ICCV19-Paper-Review

Summaries of ICCV 2019 papers.

DewarpNet: Single-Image Document Unwarping With Stacked 3D and 2D Regression Networks

This paper proposes DewarpNet, a deep-learning approach for document image unwarping from a single image, with proper illumination effects. It is a a novel data-driven unwarping framework that utilizes an explicit 3D shape representation for learning the unwarping operation

by Rajatava Mukherjee

The Context

Automatic information extraction and content analysis from document’s images is not suitable due to physical distortion of the document paper, various camera positions and uneven illumination conditions as the images are captured in mobile devices like smart-phones, tabs etc with non-professional approach

The Drawbacks of Previous works and The Advantages present in DewarpNet

Based on how deformation is modeled, the two groups of prior work on document unwarping are: parametric shape- based models and non-parametric shape-based models Traditional approaches usually rely on the geometric properties of the paper to recover the unwarping. These methods first estimate the 3D shape of the paper, represented by either some para- metric shape representations or some non-parametric shape representations . After that, they compute the flattened image from the warped image and the estimated shape using optimization techniques. A common drawback of these methods is that they are usually computationally expensive and slow due to the optimization process Re- cent work by Ma et al. proposed a deep learning system that directly regresses the unwarping operation from the deformed document image. Their method significantly improved the speed of document unwarping system. However their method did not follow the 3D geometric properties of the paper warping – training data was created with a set of 2D deformations – and therefore often generate unrealistic results in testing.

The work flow of their contributions:

First, they contribute the Doc3D data-set. According to them, this is the first and largest document image data-set with multiple ground-truth annotations in both 3D and 2D domain. Second, they propose DewarpNet, a novel end-to-end deep learning architecture for document unwarping. This network enables high-quality document image unwarping in real-time. Third, trained with the rich annotations in the Doc3D data-set, DewarpNet shows superior performance compared to recent state-of-the-art . Evaluating with perceptual similarity to real document scans, it improves the multi-scale Structural Similarity (MS-SSIM) by 15% and reduce the Local Distortion by 36%. Furthermore, they demonstrate the practical significance of our method by a 42% decrease in OCR character error rate.

Figure 1. Document image unwarping. Top row: input images. Middle row: predicted 3D coordinate maps. Bottom row: predicted unwarped images. Columns from left to right: 1) curled, 2) one-fold, 3) two-fold, 4) multiple-fold with OCR confidence highlights in Red (low) to Blue (high)

How DewarpNet works?

DewarpNet, as shown in Fig. 2, consists of two sub- networks for learning unwarping: the shape network and the texture mapping network. Additionally, a post-processing refinement module for illumination effect adjustment visually improves the unwarped images.The training process has two phases. In the first phase, the shape network and the texture mapping network are trained separately for initialization. In the second phase, the two sub-networks are trained jointly to improve the unwarping result.They train the models on the Doc3D dataset of 100,000 images, splitting into training and validation sets such that they have no meshes in common. In the first phase of initialization training, the texture mapping network takes the ground truth 3D coordinate map C as input. Later, in the second phase of joint training, each sub-network is initialized with the best separately trained models.

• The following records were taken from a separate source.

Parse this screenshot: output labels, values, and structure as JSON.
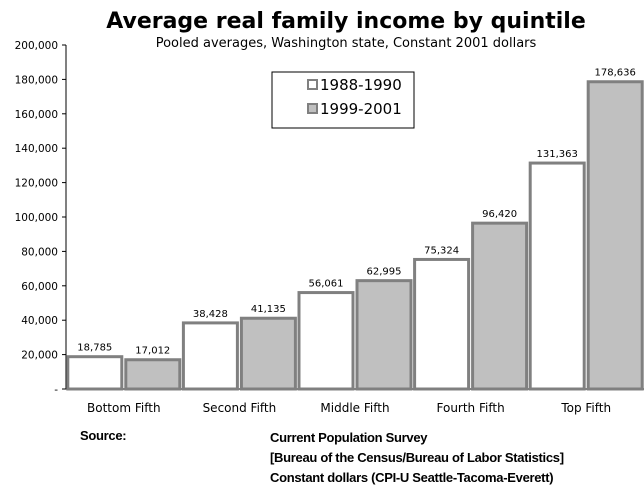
{
  "chart_data": {
    "type": "bar",
    "title": "Average real family income by quintile",
    "subtitle": "Pooled averages, Washington state, Constant 2001 dollars",
    "categories": [
      "Bottom Fifth",
      "Second Fifth",
      "Middle Fifth",
      "Fourth Fifth",
      "Top Fifth"
    ],
    "series": [
      {
        "name": "1988-1990",
        "values": [
          18785,
          38428,
          56061,
          75324,
          131363
        ],
        "labels": [
          "18,785",
          "38,428",
          "56,061",
          "75,324",
          "131,363"
        ],
        "color": "#ffffff"
      },
      {
        "name": "1999-2001",
        "values": [
          17012,
          41135,
          62995,
          96420,
          178636
        ],
        "labels": [
          "17,012",
          "41,135",
          "62,995",
          "96,420",
          "178,636"
        ],
        "color": "#c0c0c0"
      }
    ],
    "ylim": [
      0,
      200000
    ],
    "yticks": [
      0,
      20000,
      40000,
      60000,
      80000,
      100000,
      120000,
      140000,
      160000,
      180000,
      200000
    ],
    "ytick_labels": [
      "-",
      "20,000",
      "40,000",
      "60,000",
      "80,000",
      "100,000",
      "120,000",
      "140,000",
      "160,000",
      "180,000",
      "200,000"
    ],
    "grid": false,
    "legend_position": "top-center",
    "bar_edge_color": "#808080"
  },
  "source": {
    "label": "Source:",
    "lines": [
      "Current Population Survey",
      "[Bureau of the Census/Bureau of Labor Statistics]",
      "Constant dollars (CPI-U Seattle-Tacoma-Everett)"
    ]
  }
}
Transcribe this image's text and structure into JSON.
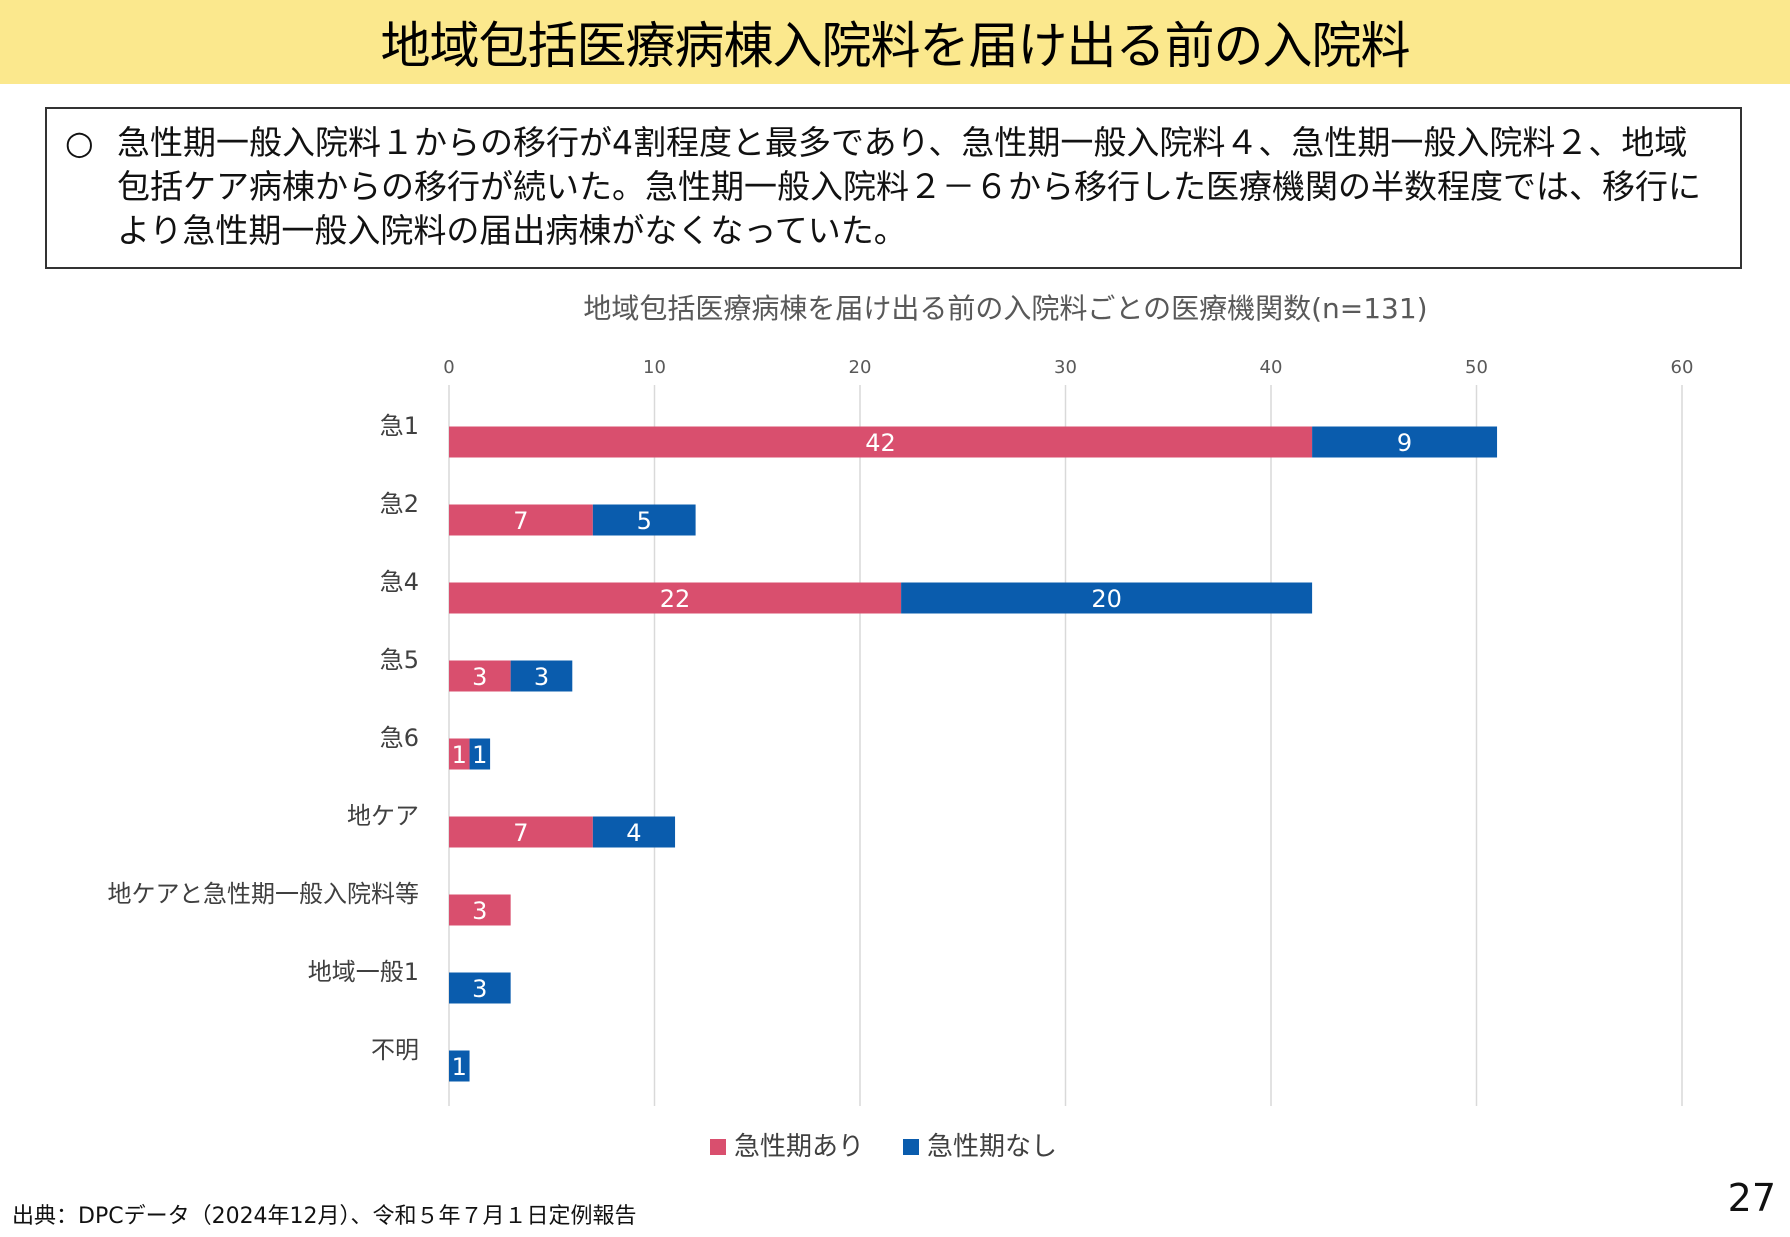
{
  "slide": {
    "title": "地域包括医療病棟入院料を届け出る前の入院料",
    "summary_bullet": "○",
    "summary_text": "急性期一般入院料１からの移行が4割程度と最多であり、急性期一般入院料４、急性期一般入院料２、地域包括ケア病棟からの移行が続いた。急性期一般入院料２－６から移行した医療機関の半数程度では、移行により急性期一般入院料の届出病棟がなくなっていた。",
    "source": "出典：DPCデータ（2024年12月）、令和５年７月１日定例報告",
    "page_number": "27"
  },
  "chart_data": {
    "type": "bar",
    "orientation": "horizontal",
    "stacked": true,
    "title": "地域包括医療病棟を届け出る前の入院料ごとの医療機関数(n=131)",
    "categories": [
      "急1",
      "急2",
      "急4",
      "急5",
      "急6",
      "地ケア",
      "地ケアと急性期一般入院料等",
      "地域一般1",
      "不明"
    ],
    "series": [
      {
        "name": "急性期あり",
        "color": "#d94f6e",
        "values": [
          42,
          7,
          22,
          3,
          1,
          7,
          3,
          0,
          0
        ]
      },
      {
        "name": "急性期なし",
        "color": "#0a5cad",
        "values": [
          9,
          5,
          20,
          3,
          1,
          4,
          0,
          3,
          1
        ]
      }
    ],
    "xlim": [
      0,
      60
    ],
    "xticks": [
      0,
      10,
      20,
      30,
      40,
      50,
      60
    ],
    "axis_position": "top",
    "grid": true,
    "legend": "bottom"
  }
}
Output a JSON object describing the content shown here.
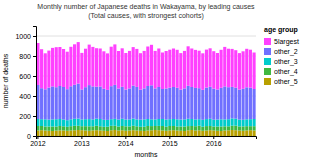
{
  "chart_data": {
    "type": "bar",
    "stacked": true,
    "title": "Monthly number of Japanese deaths in Wakayama, by leading causes",
    "subtitle": "(Total causes, with strongest cohorts)",
    "x_label": "months",
    "y_label": "number of deaths",
    "legend_title": "age group",
    "legend": "right",
    "grid": true,
    "ylim": [
      0,
      1100
    ],
    "yticks": [
      0,
      200,
      400,
      600,
      800,
      1000
    ],
    "categories": [
      "2012",
      null,
      null,
      null,
      null,
      null,
      null,
      null,
      null,
      null,
      null,
      null,
      "2013",
      null,
      null,
      null,
      null,
      null,
      null,
      null,
      null,
      null,
      null,
      null,
      "2014",
      null,
      null,
      null,
      null,
      null,
      null,
      null,
      null,
      null,
      null,
      null,
      "2015",
      null,
      null,
      null,
      null,
      null,
      null,
      null,
      null,
      null,
      null,
      null,
      "2016",
      null,
      null,
      null,
      null,
      null,
      null,
      null,
      null,
      null,
      null,
      null
    ],
    "series": [
      {
        "name": "other_5",
        "color": "#B8A000",
        "values": [
          55,
          58,
          55,
          52,
          50,
          54,
          56,
          55,
          52,
          55,
          57,
          60,
          58,
          55,
          52,
          56,
          58,
          55,
          52,
          50,
          57,
          60,
          55,
          57,
          52,
          55,
          58,
          55,
          52,
          50,
          55,
          57,
          60,
          58,
          55,
          52,
          56,
          58,
          55,
          52,
          50,
          57,
          60,
          55,
          57,
          52,
          55,
          58,
          55,
          52,
          50,
          55,
          57,
          60,
          58,
          55,
          52,
          56,
          58,
          55
        ]
      },
      {
        "name": "other_4",
        "color": "#40B840",
        "values": [
          45,
          42,
          40,
          43,
          45,
          41,
          44,
          42,
          40,
          43,
          45,
          42,
          40,
          43,
          45,
          41,
          44,
          42,
          40,
          43,
          45,
          42,
          40,
          43,
          45,
          41,
          44,
          42,
          40,
          43,
          45,
          42,
          40,
          43,
          45,
          41,
          44,
          42,
          40,
          43,
          45,
          42,
          40,
          43,
          45,
          41,
          44,
          42,
          40,
          43,
          45,
          42,
          40,
          43,
          45,
          41,
          44,
          42,
          40,
          43
        ]
      },
      {
        "name": "other_3",
        "color": "#00CCCC",
        "values": [
          70,
          68,
          72,
          69,
          71,
          73,
          70,
          68,
          66,
          69,
          70,
          72,
          68,
          70,
          72,
          69,
          71,
          73,
          70,
          68,
          66,
          69,
          70,
          72,
          68,
          70,
          72,
          69,
          71,
          73,
          70,
          68,
          66,
          69,
          70,
          72,
          68,
          70,
          72,
          69,
          71,
          73,
          70,
          68,
          66,
          69,
          70,
          72,
          68,
          70,
          72,
          69,
          71,
          73,
          70,
          68,
          66,
          69,
          70,
          72
        ]
      },
      {
        "name": "other_2",
        "color": "#7070FF",
        "values": [
          340,
          310,
          300,
          320,
          330,
          320,
          330,
          325,
          310,
          330,
          340,
          350,
          300,
          320,
          340,
          330,
          320,
          325,
          310,
          300,
          330,
          340,
          310,
          320,
          300,
          310,
          330,
          325,
          300,
          310,
          330,
          340,
          310,
          320,
          300,
          310,
          315,
          320,
          315,
          300,
          310,
          330,
          320,
          315,
          310,
          300,
          315,
          320,
          310,
          300,
          315,
          330,
          320,
          315,
          310,
          300,
          310,
          320,
          315,
          300
        ]
      },
      {
        "name": "5largest",
        "color": "#FF40FF",
        "values": [
          420,
          390,
          360,
          370,
          385,
          400,
          390,
          380,
          375,
          395,
          405,
          415,
          365,
          385,
          405,
          395,
          385,
          380,
          375,
          365,
          395,
          405,
          375,
          385,
          365,
          375,
          385,
          380,
          365,
          375,
          395,
          405,
          375,
          385,
          365,
          375,
          380,
          385,
          380,
          365,
          375,
          395,
          385,
          380,
          375,
          365,
          380,
          385,
          375,
          365,
          380,
          395,
          385,
          380,
          375,
          365,
          375,
          385,
          380,
          365
        ]
      }
    ]
  }
}
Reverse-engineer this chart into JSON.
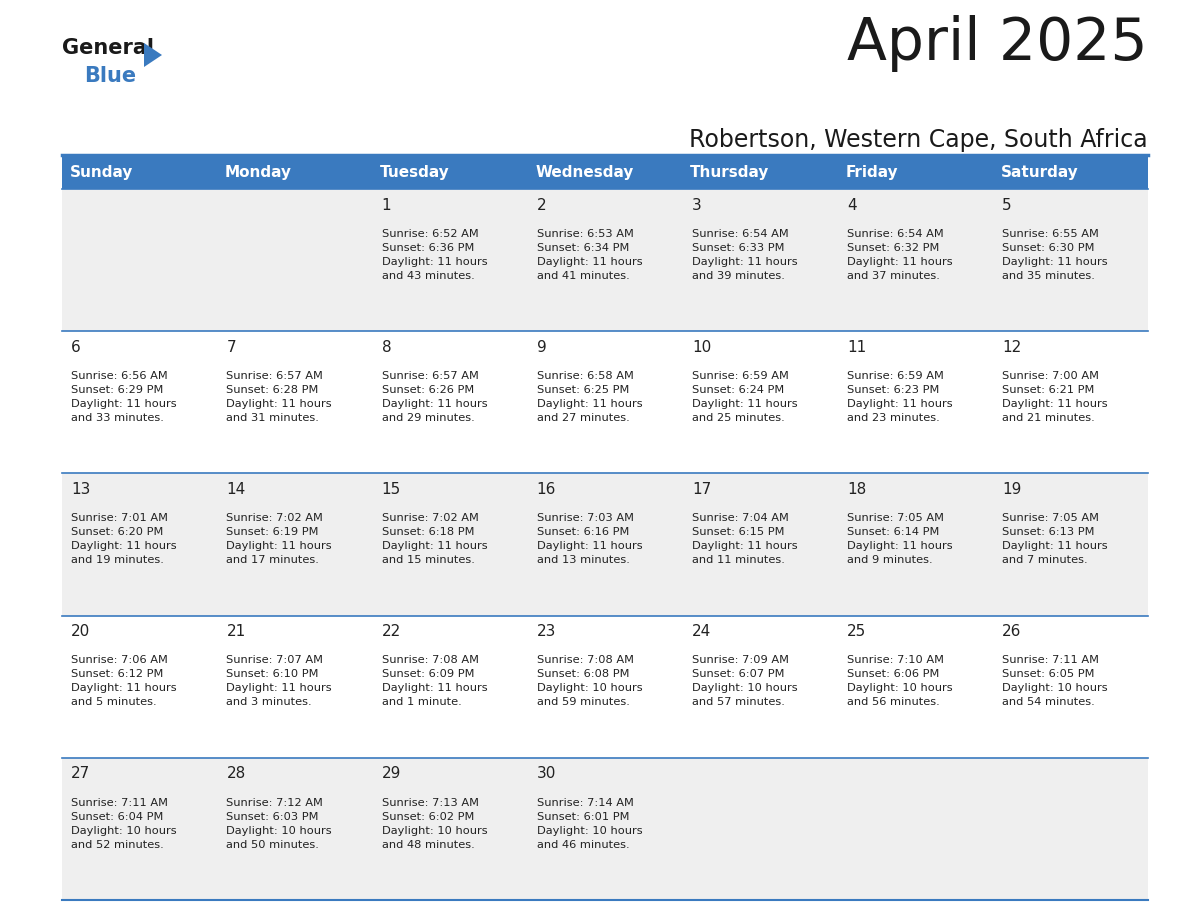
{
  "title": "April 2025",
  "subtitle": "Robertson, Western Cape, South Africa",
  "header_bg": "#3a7abf",
  "header_text_color": "#ffffff",
  "row_bg_odd": "#efefef",
  "row_bg_even": "#ffffff",
  "border_color": "#3a7abf",
  "text_color": "#222222",
  "days_of_week": [
    "Sunday",
    "Monday",
    "Tuesday",
    "Wednesday",
    "Thursday",
    "Friday",
    "Saturday"
  ],
  "weeks": [
    [
      {
        "day": null,
        "info": null
      },
      {
        "day": null,
        "info": null
      },
      {
        "day": 1,
        "info": "Sunrise: 6:52 AM\nSunset: 6:36 PM\nDaylight: 11 hours\nand 43 minutes."
      },
      {
        "day": 2,
        "info": "Sunrise: 6:53 AM\nSunset: 6:34 PM\nDaylight: 11 hours\nand 41 minutes."
      },
      {
        "day": 3,
        "info": "Sunrise: 6:54 AM\nSunset: 6:33 PM\nDaylight: 11 hours\nand 39 minutes."
      },
      {
        "day": 4,
        "info": "Sunrise: 6:54 AM\nSunset: 6:32 PM\nDaylight: 11 hours\nand 37 minutes."
      },
      {
        "day": 5,
        "info": "Sunrise: 6:55 AM\nSunset: 6:30 PM\nDaylight: 11 hours\nand 35 minutes."
      }
    ],
    [
      {
        "day": 6,
        "info": "Sunrise: 6:56 AM\nSunset: 6:29 PM\nDaylight: 11 hours\nand 33 minutes."
      },
      {
        "day": 7,
        "info": "Sunrise: 6:57 AM\nSunset: 6:28 PM\nDaylight: 11 hours\nand 31 minutes."
      },
      {
        "day": 8,
        "info": "Sunrise: 6:57 AM\nSunset: 6:26 PM\nDaylight: 11 hours\nand 29 minutes."
      },
      {
        "day": 9,
        "info": "Sunrise: 6:58 AM\nSunset: 6:25 PM\nDaylight: 11 hours\nand 27 minutes."
      },
      {
        "day": 10,
        "info": "Sunrise: 6:59 AM\nSunset: 6:24 PM\nDaylight: 11 hours\nand 25 minutes."
      },
      {
        "day": 11,
        "info": "Sunrise: 6:59 AM\nSunset: 6:23 PM\nDaylight: 11 hours\nand 23 minutes."
      },
      {
        "day": 12,
        "info": "Sunrise: 7:00 AM\nSunset: 6:21 PM\nDaylight: 11 hours\nand 21 minutes."
      }
    ],
    [
      {
        "day": 13,
        "info": "Sunrise: 7:01 AM\nSunset: 6:20 PM\nDaylight: 11 hours\nand 19 minutes."
      },
      {
        "day": 14,
        "info": "Sunrise: 7:02 AM\nSunset: 6:19 PM\nDaylight: 11 hours\nand 17 minutes."
      },
      {
        "day": 15,
        "info": "Sunrise: 7:02 AM\nSunset: 6:18 PM\nDaylight: 11 hours\nand 15 minutes."
      },
      {
        "day": 16,
        "info": "Sunrise: 7:03 AM\nSunset: 6:16 PM\nDaylight: 11 hours\nand 13 minutes."
      },
      {
        "day": 17,
        "info": "Sunrise: 7:04 AM\nSunset: 6:15 PM\nDaylight: 11 hours\nand 11 minutes."
      },
      {
        "day": 18,
        "info": "Sunrise: 7:05 AM\nSunset: 6:14 PM\nDaylight: 11 hours\nand 9 minutes."
      },
      {
        "day": 19,
        "info": "Sunrise: 7:05 AM\nSunset: 6:13 PM\nDaylight: 11 hours\nand 7 minutes."
      }
    ],
    [
      {
        "day": 20,
        "info": "Sunrise: 7:06 AM\nSunset: 6:12 PM\nDaylight: 11 hours\nand 5 minutes."
      },
      {
        "day": 21,
        "info": "Sunrise: 7:07 AM\nSunset: 6:10 PM\nDaylight: 11 hours\nand 3 minutes."
      },
      {
        "day": 22,
        "info": "Sunrise: 7:08 AM\nSunset: 6:09 PM\nDaylight: 11 hours\nand 1 minute."
      },
      {
        "day": 23,
        "info": "Sunrise: 7:08 AM\nSunset: 6:08 PM\nDaylight: 10 hours\nand 59 minutes."
      },
      {
        "day": 24,
        "info": "Sunrise: 7:09 AM\nSunset: 6:07 PM\nDaylight: 10 hours\nand 57 minutes."
      },
      {
        "day": 25,
        "info": "Sunrise: 7:10 AM\nSunset: 6:06 PM\nDaylight: 10 hours\nand 56 minutes."
      },
      {
        "day": 26,
        "info": "Sunrise: 7:11 AM\nSunset: 6:05 PM\nDaylight: 10 hours\nand 54 minutes."
      }
    ],
    [
      {
        "day": 27,
        "info": "Sunrise: 7:11 AM\nSunset: 6:04 PM\nDaylight: 10 hours\nand 52 minutes."
      },
      {
        "day": 28,
        "info": "Sunrise: 7:12 AM\nSunset: 6:03 PM\nDaylight: 10 hours\nand 50 minutes."
      },
      {
        "day": 29,
        "info": "Sunrise: 7:13 AM\nSunset: 6:02 PM\nDaylight: 10 hours\nand 48 minutes."
      },
      {
        "day": 30,
        "info": "Sunrise: 7:14 AM\nSunset: 6:01 PM\nDaylight: 10 hours\nand 46 minutes."
      },
      {
        "day": null,
        "info": null
      },
      {
        "day": null,
        "info": null
      },
      {
        "day": null,
        "info": null
      }
    ]
  ]
}
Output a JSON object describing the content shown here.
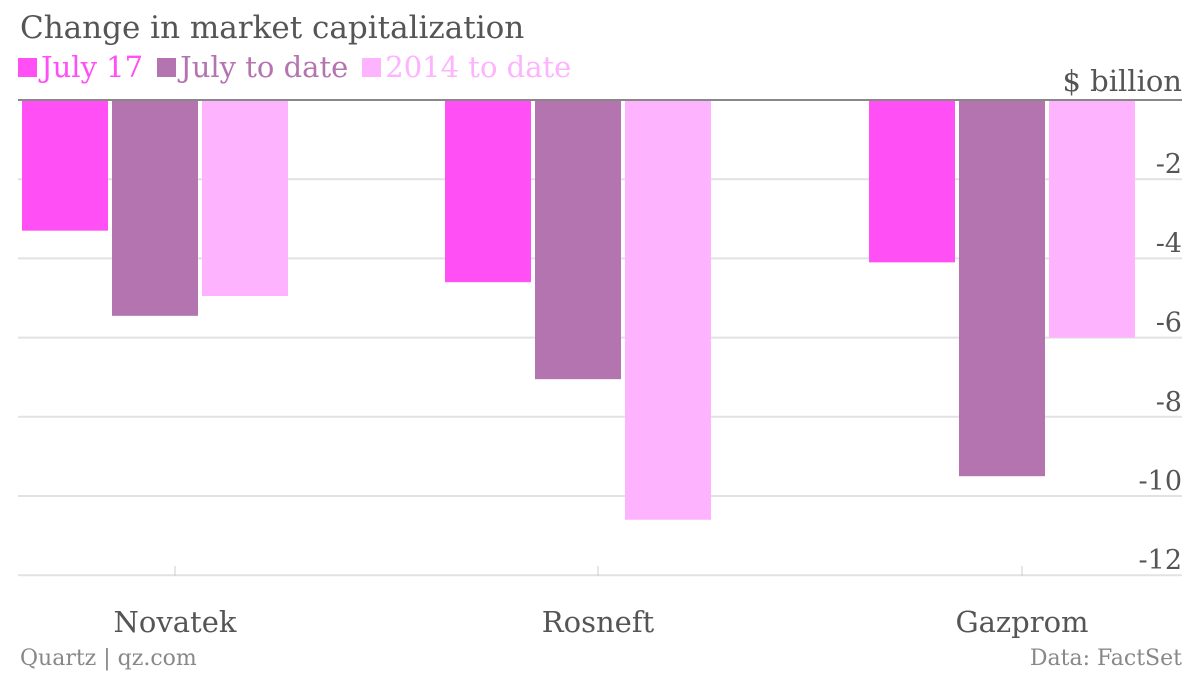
{
  "chart_data": {
    "type": "bar",
    "title": "Change in market capitalization",
    "ylabel": "$ billion",
    "categories": [
      "Novatek",
      "Rosneft",
      "Gazprom"
    ],
    "series": [
      {
        "name": "July 17",
        "color": "#ff4ff5",
        "values": [
          -3.3,
          -4.6,
          -4.1
        ]
      },
      {
        "name": "July to date",
        "color": "#b374b0",
        "values": [
          -5.45,
          -7.05,
          -9.5
        ]
      },
      {
        "name": "2014 to date",
        "color": "#fdb3fd",
        "values": [
          -4.95,
          -10.6,
          -6.0
        ]
      }
    ],
    "ylim": [
      -12,
      0
    ],
    "yticks": [
      -2,
      -4,
      -6,
      -8,
      -10,
      -12
    ],
    "ytick_labels": [
      "-2",
      "-4",
      "-6",
      "-8",
      "-10",
      "-12"
    ],
    "grid": true,
    "legend_position": "top-left"
  },
  "footer": {
    "source_left": "Quartz | qz.com",
    "source_right": "Data: FactSet"
  }
}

Figure 2. DewarpNet Framework. I is the input deformed document image. Ic is the I in checkerboard pattern texture. Training Flow is in black lines. The two black dashed lines refer to the predicted (Dˆ) and ground-truth (D) unwarped reconstruction patterns. Testing flow is in red dashed lines. Triangles denote the losses . C and B are the ground-truth for the 3D coordinates and the backward mapping respectively.

About The Experiment

This method was evaluated with multiple experiments on the 130-image and also show qualitative results on real images . As a baseline, They train the DocUNet unwarping method on their new Doc3D data-set. Furthermore, they evaluate OCR performance of our method from a document analysis perspective. Finally,They provide a detailed ablation study to show how the use of the Coordinate Convolutions and the loss LD affect unwarping performance.

Limitations

The inexpensive depth sensor cannot capture fine details of deformation like subtle creases on a paper crumple. Thus our data lacks samples with highly complex paper crumple. DewarpNet is relatively sensitive to occlusion: results degrade when parts of the imaged document are occluded.